Arriving at the pub, we cut through the bar. Mr. Grant looked up from wiping beer mugs to give us a cheery wave as we headed up the stairs. Dylan was sitting at the kitchen table when we arrived, leafing through the pages of
Shoot!
magazine and picking his nose. “What’s the matter with you, then, fatso?” he said to me without looking up.

“Get lost, moron,” I retorted as we passed through the kitchen in search of Mrs. Grant. She was in the living room, ironing shirts and dancing around to the Jackson 5 on the tinny transistor that dangled by its plastic handle from the doorknob.
“ ‘Oh no, no no-oo no, never can say good-byeeee,’
” she warbled to herself. Fascinated, we watched her fluorescent polyester-clad hips shimmying to and fro, until she spotted us in the doorway and wiggled to a halt.

“Oh, hello, girls! What are you up to?” she asked in a cheerful voice. Unlike my own mother, Mrs. Grant always seemed to be in a good mood.

“Helena’s had an argument with her mum because her dad’s taken the bed and she wouldn’t let us do our dance for her and she’s all cross and Thinifer,” gabbled Sam.

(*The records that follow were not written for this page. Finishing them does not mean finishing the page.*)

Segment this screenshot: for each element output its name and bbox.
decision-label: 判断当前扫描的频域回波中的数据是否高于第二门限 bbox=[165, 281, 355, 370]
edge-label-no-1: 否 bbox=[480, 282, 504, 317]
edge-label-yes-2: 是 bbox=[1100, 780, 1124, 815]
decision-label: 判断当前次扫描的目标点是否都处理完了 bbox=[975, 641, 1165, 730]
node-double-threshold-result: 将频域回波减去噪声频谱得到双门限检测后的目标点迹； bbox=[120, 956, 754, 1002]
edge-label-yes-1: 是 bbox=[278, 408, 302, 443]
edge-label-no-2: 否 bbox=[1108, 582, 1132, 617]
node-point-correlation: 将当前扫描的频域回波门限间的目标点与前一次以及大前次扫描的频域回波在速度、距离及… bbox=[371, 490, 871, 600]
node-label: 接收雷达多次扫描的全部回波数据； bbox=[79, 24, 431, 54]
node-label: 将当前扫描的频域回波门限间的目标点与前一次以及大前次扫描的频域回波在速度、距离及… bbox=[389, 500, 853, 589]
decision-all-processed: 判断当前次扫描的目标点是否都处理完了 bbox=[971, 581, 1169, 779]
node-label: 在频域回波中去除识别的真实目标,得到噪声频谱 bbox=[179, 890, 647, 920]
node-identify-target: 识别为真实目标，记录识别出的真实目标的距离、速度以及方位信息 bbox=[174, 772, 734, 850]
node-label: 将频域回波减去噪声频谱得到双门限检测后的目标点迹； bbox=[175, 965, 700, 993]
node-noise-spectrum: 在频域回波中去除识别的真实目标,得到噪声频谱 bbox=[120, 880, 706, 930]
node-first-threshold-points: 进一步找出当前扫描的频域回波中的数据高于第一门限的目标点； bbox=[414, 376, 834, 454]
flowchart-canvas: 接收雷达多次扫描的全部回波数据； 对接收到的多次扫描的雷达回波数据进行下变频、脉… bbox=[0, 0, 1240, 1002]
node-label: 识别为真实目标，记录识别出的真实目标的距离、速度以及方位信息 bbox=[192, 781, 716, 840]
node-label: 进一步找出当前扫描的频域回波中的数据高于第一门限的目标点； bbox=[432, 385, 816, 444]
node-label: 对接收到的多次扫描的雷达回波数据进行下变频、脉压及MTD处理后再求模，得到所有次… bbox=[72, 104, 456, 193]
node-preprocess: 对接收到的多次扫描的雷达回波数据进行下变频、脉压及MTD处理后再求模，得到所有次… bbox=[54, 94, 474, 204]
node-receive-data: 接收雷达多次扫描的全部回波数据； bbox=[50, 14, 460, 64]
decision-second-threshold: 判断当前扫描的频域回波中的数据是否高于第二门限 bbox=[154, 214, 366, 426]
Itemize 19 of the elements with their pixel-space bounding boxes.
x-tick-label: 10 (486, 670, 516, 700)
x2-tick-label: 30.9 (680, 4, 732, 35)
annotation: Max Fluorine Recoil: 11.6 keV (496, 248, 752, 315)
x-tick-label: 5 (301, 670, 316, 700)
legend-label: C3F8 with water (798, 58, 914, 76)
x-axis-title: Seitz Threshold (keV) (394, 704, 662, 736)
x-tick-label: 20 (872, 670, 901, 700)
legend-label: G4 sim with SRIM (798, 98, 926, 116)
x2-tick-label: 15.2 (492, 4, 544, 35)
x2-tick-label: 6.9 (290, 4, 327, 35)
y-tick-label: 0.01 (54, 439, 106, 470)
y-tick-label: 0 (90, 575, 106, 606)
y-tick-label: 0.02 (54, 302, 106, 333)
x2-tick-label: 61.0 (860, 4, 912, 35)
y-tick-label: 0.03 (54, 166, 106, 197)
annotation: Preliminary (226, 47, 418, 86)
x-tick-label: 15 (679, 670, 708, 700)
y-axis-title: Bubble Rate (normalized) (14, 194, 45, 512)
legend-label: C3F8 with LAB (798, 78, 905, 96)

“I can’t do anything right. I don’t think Mummy loves me,” I said dramatically, making my eyes tear up again with self-pity.

Mrs. Grant smiled faintly and propped the iron up on its base. She leaned across the ironing board to talk to me, the contours of her breasts puffing out sympathetically across its scorched surface. “Listen, sweetheart. Your mummy loves you very much. I think she just gets tired a lot of the time, doesn’t she? ”

“But why?” I asked.
“You
don’t.”

She laughed. “Oh, I do. It goes with the territory. Maybe not quite as tired as Mummy, though. Just try and be a good girl for her—I think that’s all you can do, really. She often doesn’t feel well, and it’s very hard to be jolly when you’re poorly, isn’t it?”

“But Mum,” Sam joined in. “Mrs. Nicholls is really scary when she’s cross! Even more scary than the witch in
Pufnstuf
!”

Mrs. Grant gave her a look, and picked up the iron again to attack a recalcitrant crease in one of Mr. Grant’s sleeves. “Don’t worry about it, Helena, love. Why not do something extra-nice for her later? Make her one of your super cards or something.”

“All right,” I said, feeling fobbed off. “Thank you, Mrs. Grant.”

“Oh, good gracious! How many times have I told you to call me Cynthia?”

Many times, it was true—but I just could never bring myself to call a parent by her Christian name. Somehow it didn’t seem right. I loved that she always asked me to, though. It made me feel very grown-up.

Just then a different song came on the radio. Mrs. Grant immediately turned up the volume. “Listen, girls, it’s the Wichita Lineman!” she said. “I love Glen Campbell!”

Sam rolled her eyes and looked bored, but I began to listen. It was a bit confusing: Glen needed me more than wanted me, wanted me for all time—but what did that have to do with tennis?

“Um, Mrs. Gra—er, Cyth-nia, is Wichita like Wimbledon, you know, where they have the tennis tournaments? ”

I pictured Glen as a lanky thirteen-year-old dressed in a purple shirt and green shorts, crouched at the side of a tennis court, poised to run out after stray balls. Perhaps he was in love with Billie Jean King, and that was who he was singing about, although he did sound a bit old to be a linesman.…

Mrs. Grant looked askance at me. “I don’t think so, poppet. It’s just a place in the middle of America.”

It was no clearer to me than Root 66 had been three years earlier, but the tender sentiment of the song sent a sudden wave of emotion funneling up inside me, and I began to cry again, for real this time.

Mrs. Grant seemed concerned. “Aaah—come here, duckling, and give me a hug!”

She came out from behind the ironing board and gathered me into her arms, bracelets jingling. She smelled of Chanel No. 5. I knew that’s what it was because Sam and I had often sneaked into her bedroom for an illicit squirt while she was working in the bar downstairs.

I buried my face in her generous bosom and wept. Right then I really did wish she was my mother.